Review: Cruel BeautyCruel Beauty by Rosamund Hodge
Published by Balzer + Bray on January 28, 2014
Genres: Fairy Tales, Fantasy, Mythology, Retelling, Romance
Pages: 352
Format: ARC
Source: Publisher
AmazonThe Book DepositoryAudible

Based on the classic fairy tale Beauty and the Beast, Cruel Beauty is a dazzling love story about our deepest desires and their power to change our destiny.

Since birth, Nyx has been betrothed to the evil ruler of her kingdom-all because of a foolish bargain struck by her father. And since birth, she has been in training to kill him.

With no choice but to fulfill her duty, Nyx resents her family for never trying to save her and hates herself for wanting to escape her fate. Still, on her seventeenth birthday, Nyx abandons everything she's ever known to marry the all-powerful, immortal Ignifex. Her plan? Seduce him, destroy his enchanted castle, and break the nine-hundred-year-old curse he put on her people.

But Ignifex is not at all what Nyx expected. The strangely charming lord beguiles her, and his castle-a shifting maze of magical rooms-enthralls her.

As Nyx searches for a way to free her homeland by uncovering Ignifex's secrets, she finds herself unwillingly drawn to him. Even if she could bring herself to love her sworn enemy, how can she refuse her duty to kill him? With time running out, Nyx must decide what is more important: the future of her kingdom, or the man she was never supposed to love.
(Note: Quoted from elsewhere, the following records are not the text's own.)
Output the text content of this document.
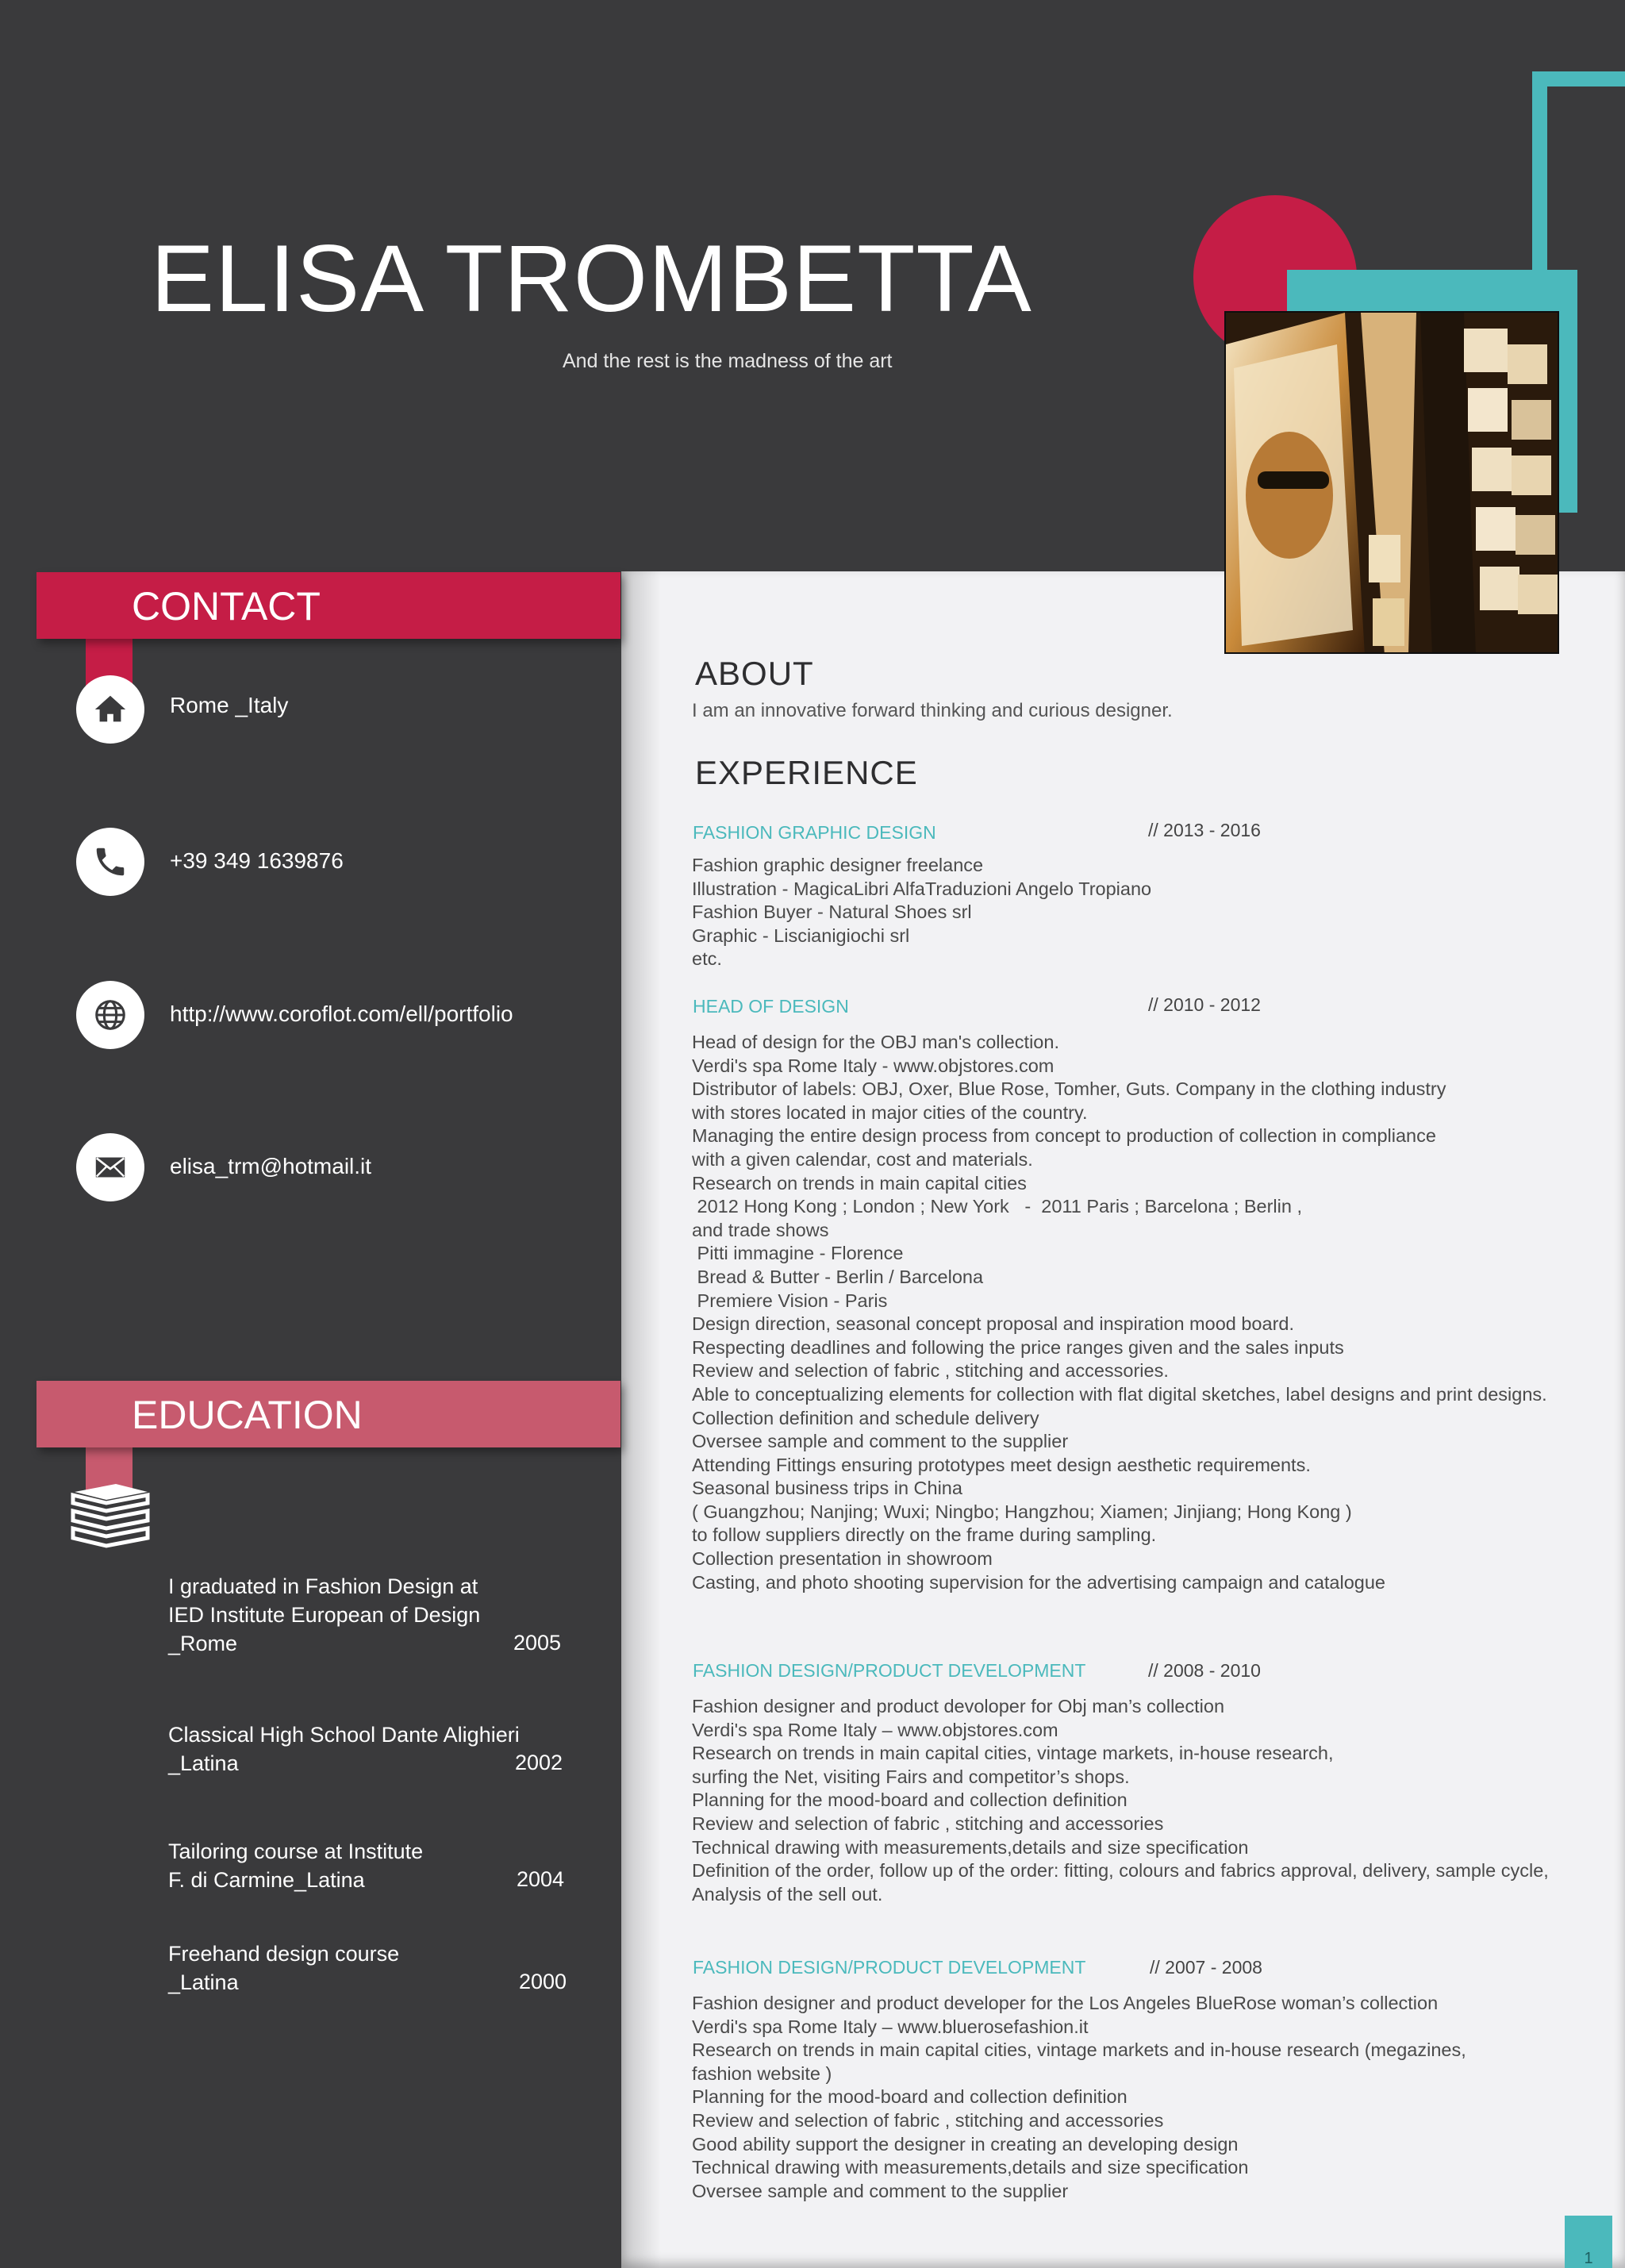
ELISA TROMBETTA
And the rest is the madness of the art
CONTACT
Rome _Italy
+39 349 1639876
http://www.coroflot.com/ell/portfolio
elisa_trm@hotmail.it
EDUCATION
I graduated in Fashion Design at
IED Institute European of Design
_Rome	2005
Classical High School Dante Alighieri
_Latina	2002
Tailoring course at Institute
F. di Carmine_Latina	2004
Freehand design course
_Latina	2000
ABOUT
I am an innovative forward thinking and curious designer.
EXPERIENCE
FASHION GRAPHIC DESIGN	// 2013 - 2016
Fashion graphic designer freelance
Illustration - MagicaLibri AlfaTraduzioni Angelo Tropiano
Fashion Buyer - Natural Shoes srl
Graphic - Liscianigiochi srl
etc.
HEAD OF DESIGN	// 2010 - 2012
Head of design for the OBJ man's collection.
Verdi's spa Rome Italy - www.objstores.com
Distributor of labels: OBJ, Oxer, Blue Rose, Tomher, Guts. Company in the clothing industry
with stores located in major cities of the country.
Managing the entire design process from concept to production of collection in compliance
with a given calendar, cost and materials.
Research on trends in main capital cities
2012 Hong Kong ; London ; New York   -  2011 Paris ; Barcelona ; Berlin ,
and trade shows
Pitti immagine - Florence
Bread & Butter - Berlin / Barcelona
Premiere Vision - Paris
Design direction, seasonal concept proposal and inspiration mood board.
Respecting deadlines and following the price ranges given and the sales inputs
Review and selection of fabric , stitching and accessories.
Able to conceptualizing elements for collection with flat digital sketches, label designs and print designs.
Collection definition and schedule delivery
Oversee sample and comment to the supplier
Attending Fittings ensuring prototypes meet design aesthetic requirements.
Seasonal business trips in China
( Guangzhou; Nanjing; Wuxi; Ningbo; Hangzhou; Xiamen; Jinjiang; Hong Kong )
to follow suppliers directly on the frame during sampling.
Collection presentation in showroom
Casting, and photo shooting supervision for the advertising campaign and catalogue
FASHION DESIGN/PRODUCT DEVELOPMENT	// 2008 - 2010
Fashion designer and product devoloper for Obj man’s collection
Verdi's spa Rome Italy – www.objstores.com
Research on trends in main capital cities, vintage markets, in-house research,
surfing the Net, visiting Fairs and competitor’s shops.
Planning for the mood-board and collection definition
Review and selection of fabric , stitching and accessories
Technical drawing with measurements,details and size specification
Definition of the order, follow up of the order: fitting, colours and fabrics approval, delivery, sample cycle,
Analysis of the sell out.
FASHION DESIGN/PRODUCT DEVELOPMENT	// 2007 - 2008
Fashion designer and product developer for the Los Angeles BlueRose woman’s collection
Verdi's spa Rome Italy – www.bluerosefashion.it
Research on trends in main capital cities, vintage markets and in-house research (megazines,
fashion website )
Planning for the mood-board and collection definition
Review and selection of fabric , stitching and accessories
Good ability support the designer in creating an developing design
Technical drawing with measurements,details and size specification
Oversee sample and comment to the supplier
1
Where should I even start with Cruel Beauty? I have so many thoughts, all scattered about my brainbox. First off, I guess I should say that a lot of readers are probably going to struggle with Cruel Beauty. The writing’s ornate, the pace fairly slow, and the plot exceedingly complex and intricate. YA, in general, tends to go down easy, but Cruel Beauty requires reflection and discussion to suss out the finer points. I already know that this is a book I will be rereading, because there’s so much I missed the first go-round. Cruel Beauty is an acquired taste for sure, a beautiful child borne of fairy tales and Greek mythology, a union I never knew I so desperately wanted until Rosamund Hodge served it up to me.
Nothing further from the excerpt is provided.